The terror, the horror, the tragedies, the martyrdom, the piercing screams of the dying, the agonized groans, the excitement of the surging mob, the hurrying back and forth of the police with their burdens of death and life that only lasted a moment, the pushing of physicians, the casting of dead about on the floors like cord wood, one on top of the other, to make room on the marble slabs of tables for the oncoming living, the cries of children, the sobbing of persons recognizing their loved one dead, or worse than dead—this unutterable horror can never be imagined, and was never known before in Chicago, not excepting the horrors of the great fire, or the martyrdom of war.

LIKE A FIELD OF BATTLE.

The scene presented was most horrible. It was like a battlefield where the dead are being brought to the church or the residence that has at a moment's notice been turned into a hospital. In they came, the dead and the injured, at first at the rate of one every three minutes; then faster, several at a time, until the restaurant was heaped with maimed bodies lying on the tables or the floor, with surgeons bending over them, and on the cashier's counter, with the girl there sobbing with her face hidden in her hands, afraid to look at the ghastly spectacle.
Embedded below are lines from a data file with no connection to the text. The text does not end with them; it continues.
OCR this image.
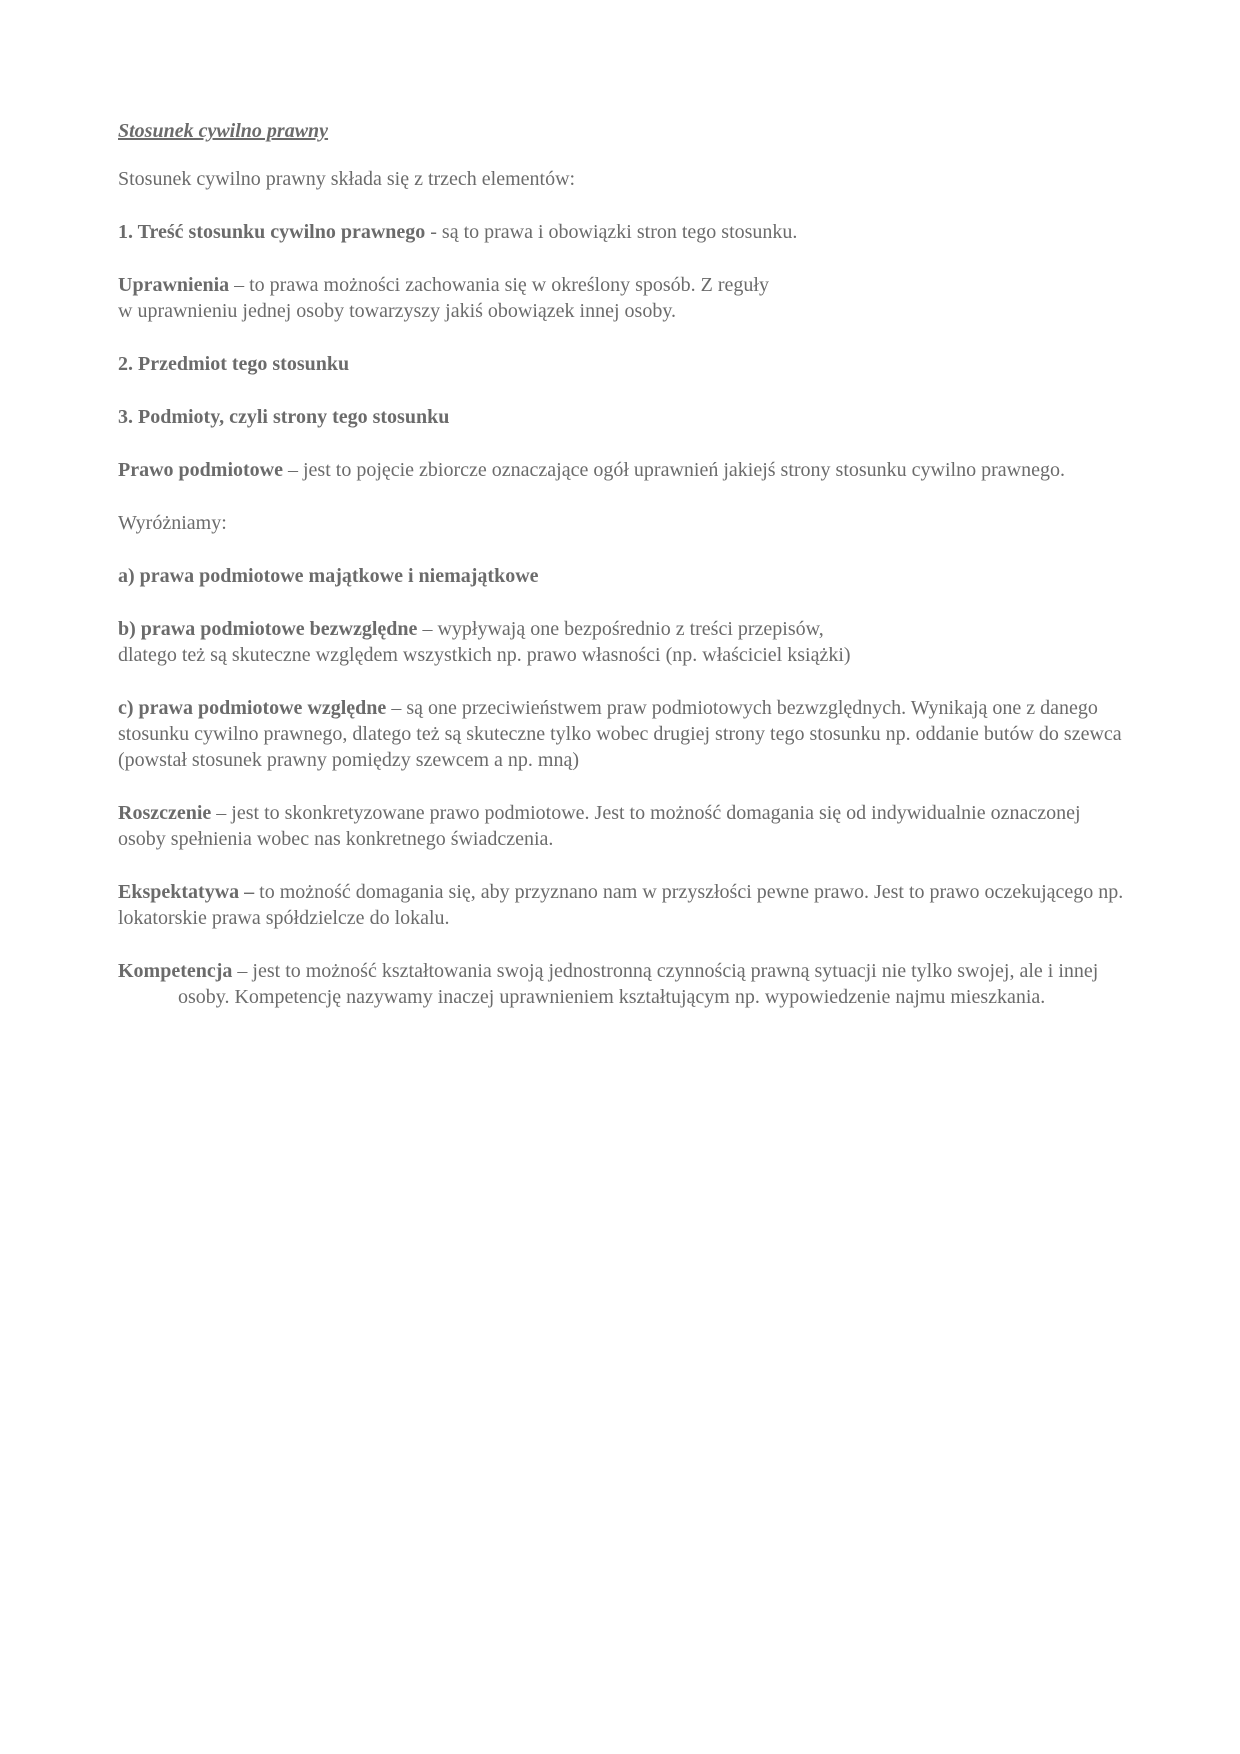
Stosunek cywilno prawny
Stosunek cywilno prawny składa się z trzech elementów:
1. Treść stosunku cywilno prawnego - są to prawa i obowiązki stron tego stosunku.
Uprawnienia – to prawa możności zachowania się w określony sposób. Z reguły
w uprawnieniu jednej osoby towarzyszy jakiś obowiązek innej osoby.
2. Przedmiot tego stosunku
3. Podmioty, czyli strony tego stosunku
Prawo podmiotowe – jest to pojęcie zbiorcze oznaczające ogół uprawnień jakiejś strony stosunku cywilno prawnego.
Wyróżniamy:
a) prawa podmiotowe majątkowe i niemajątkowe
b) prawa podmiotowe bezwzględne – wypływają one bezpośrednio z treści przepisów,
dlatego też są skuteczne względem wszystkich np. prawo własności (np. właściciel książki)
c) prawa podmiotowe względne – są one przeciwieństwem praw podmiotowych bezwzględnych. Wynikają one z danego stosunku cywilno prawnego, dlatego też są skuteczne tylko wobec drugiej strony tego stosunku np. oddanie butów do szewca (powstał stosunek prawny pomiędzy szewcem a np. mną)
Roszczenie – jest to skonkretyzowane prawo podmiotowe. Jest to możność domagania się od indywidualnie oznaczonej osoby spełnienia wobec nas konkretnego świadczenia.
Ekspektatywa – to możność domagania się, aby przyznano nam w przyszłości pewne prawo. Jest to prawo oczekującego np. lokatorskie prawa spółdzielcze do lokalu.
Kompetencja – jest to możność kształtowania swoją jednostronną czynnością prawną sytuacji nie tylko swojej, ale i innej osoby. Kompetencję nazywamy inaczej uprawnieniem kształtującym np. wypowiedzenie najmu mieszkania.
There were scores of physicians, three to each table, and they worked with vigor and earnestness and skill, but with the tears coursing down the cheeks of many a one. At first the bodies were carried into Thompson's, then they went across the street; many of them were put in ambulances and taken to the emergency room for women in Marshall Field's store, and still many others of the injured—those yet able to walk—were half dragged, half carried to the offices of physicians in the Masonic temple.

WOMEN EAGER TO HELP.

Women fought and shoved and pushed their way through the crowd to get to the door of the improvised hospital, that became a morgue only too rapidly.

"I am a nurse. Let me help," said some.

"I am a mother. My boy may be dead inside. For God's sake, let me save a life," said another, a woman in middle age.

Others came in from the crowds, neither mothers nor nurses, women with the spirit of heroism who longed to serve humanity when humanity was at so low an ebb.

"She's dead," was more often than not the verdict after much work. "Next!" and the cold and stiffened form of the victim was dragged, head first, from the marble eating table, thrown quickly under the tables, and another form, perhaps that of a tiny child, took its place.